17418/J XXVII. GP

Eingelangt am 21.12.2023
Dieser Text ist elektronisch textinterpretiert. Abweichungen vom Original sind möglich.

Anfrage

der Abgeordneten Christian Oxonitsch,

Genossinnen und Genossen

an den Bundesminister für Bildung, Wissenschaft und Forschung

betreffend „Sonderpädagogischer Förderbedarf (SPF) in den Finanzausgleichsverhandlungen"

Im Bereich des sonderpädagogischen Förderbedarfs zeigen sich in Österreich erhebliche regionale Unterschiede und strukturelle Defizite, die während der kürzlich abgeschlossenen Verhandlungen zum neuen Finanzausgleich ab 2024 dringend einer umfassenden Überarbeitung bedurft hätten, jedoch nur wenig beachtet wurden.
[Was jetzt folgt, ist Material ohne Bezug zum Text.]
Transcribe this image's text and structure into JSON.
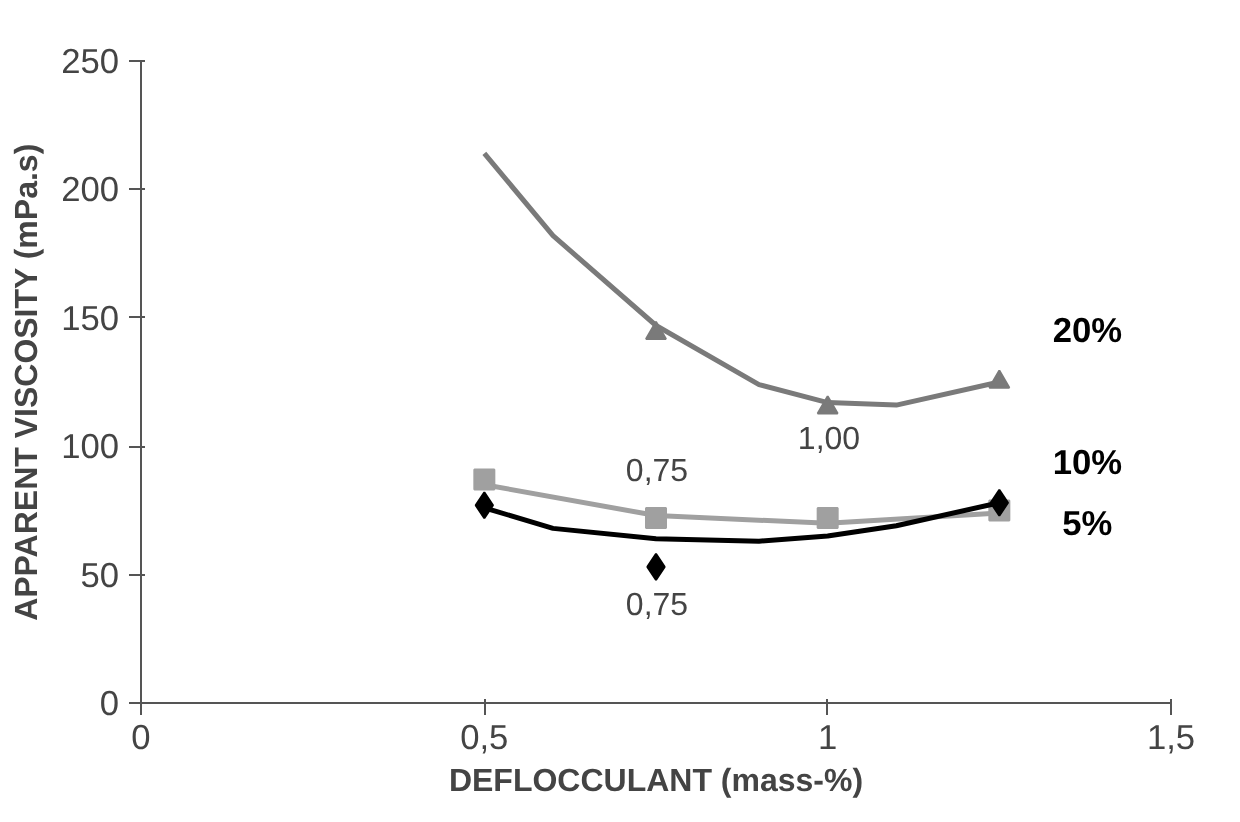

Eine vom Bundesministerium für Bildung, Wissenschaft und Forschung in Auftrag gegebene Studie wurde einen Tag nach Abschluss der Verhandlungen am 22.11.2023 veröffentlicht. Die Ergebnisse dieser Studie hätten dazu beitragen können, die spezifischen Missstände im Bereich des sonderpädagogischen Förderbedarfs genauer zu benennen und entsprechende Gegenmaßnahmen zu verhandeln.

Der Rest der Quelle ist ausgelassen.